Structure n=100 n=1000 n=10000 n=100000
Array 0.000056 sec 0.005415 sec 0.592855 sec 71.003978 sec
Sorted Array 0.000003 sec 0.000033 sec 0.000435 sec 0.005575 sec
Linked List 0.000086 sec 0.008289 sec 0.812207 sec 78.459917 sec
Linked List Poor Locality 0.000077 sec 0.007699 sec 1.579743 sec 589.928713 sec
Binary Tree 0.000005 sec 0.000047 sec 0.000965 sec 0.007140 sec
Binary Tree Unbalanced 0.000054 sec 0.005520 sec 0.522937 sec 54.988196 sec
Red Black Tree 0.000002 sec 0.000044 sec 0.000392 sec 0.007062 sec

Key Takeaways:

  • These results highlight the importance of search tree balance.
  • Because data was inserted into the Binary Tree in random order, the run times are comparable with Red-Black Tree.
  • A Linked List with suboptimal spatial locality has dire performance implications.

Rank

RANK RUN TIMES

Structure n=100 n=1000 n=10000 n=100000
Array 0.000025 sec 0.002207 sec 0.183034 sec 18.222195 sec
Sorted Array 0.000002 sec 0.000019 sec 0.000313 sec 0.002957 sec
Linked List 0.000017 sec 0.002251 sec 0.214607 sec 19.418371 sec
Linked List Poor Locality 0.000018 sec 0.005014 sec 1.078370 sec 402.518668 sec
Binary Tree 0.000003 sec 0.000021 sec 0.000259 sec 0.002615 sec
Binary Tree Unbalanced 0.000018 sec 0.003281 sec 0.349165 sec 36.926841 sec
Red Black Tree 0.000002 sec 0.000022 sec 0.000258 sec 0.003379 sec

Key Takeaways:

  • Rank, Predecessor, and Max have virtually the same run time results because the algorithms are similar.

Source Code

Full Repo

Relevant Files:

Click here for details on generating actual run time data

Exercises

  1. Using the programming language of your choice, code insert, delete, and search, operations for an array, linked list, and binary tree.

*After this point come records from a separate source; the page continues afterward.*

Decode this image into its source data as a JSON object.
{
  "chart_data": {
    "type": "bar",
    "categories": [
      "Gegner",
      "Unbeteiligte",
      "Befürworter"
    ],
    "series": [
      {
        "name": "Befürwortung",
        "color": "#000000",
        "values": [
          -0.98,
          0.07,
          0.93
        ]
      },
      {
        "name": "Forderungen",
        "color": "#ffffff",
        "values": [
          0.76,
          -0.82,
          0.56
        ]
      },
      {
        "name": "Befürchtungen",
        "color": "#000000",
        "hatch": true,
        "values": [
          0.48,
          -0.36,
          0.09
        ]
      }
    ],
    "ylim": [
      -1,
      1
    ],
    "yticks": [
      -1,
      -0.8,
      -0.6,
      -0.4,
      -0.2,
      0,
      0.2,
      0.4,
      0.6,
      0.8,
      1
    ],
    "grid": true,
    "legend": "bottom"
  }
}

    PRO TIP: Create a suite of unit tests to validate your list data structure algorithms.

  1. Results will vary depending on the hardware and current workload of the machine on which the benchmarks are run. All data was collected using a docker container running on a Surface Book 2 Laptop (Intel Core i7, 16 GB RAM). 

  2. Insert/Delete, Min/Max, and Predecessor/Successor are all symmetric operations.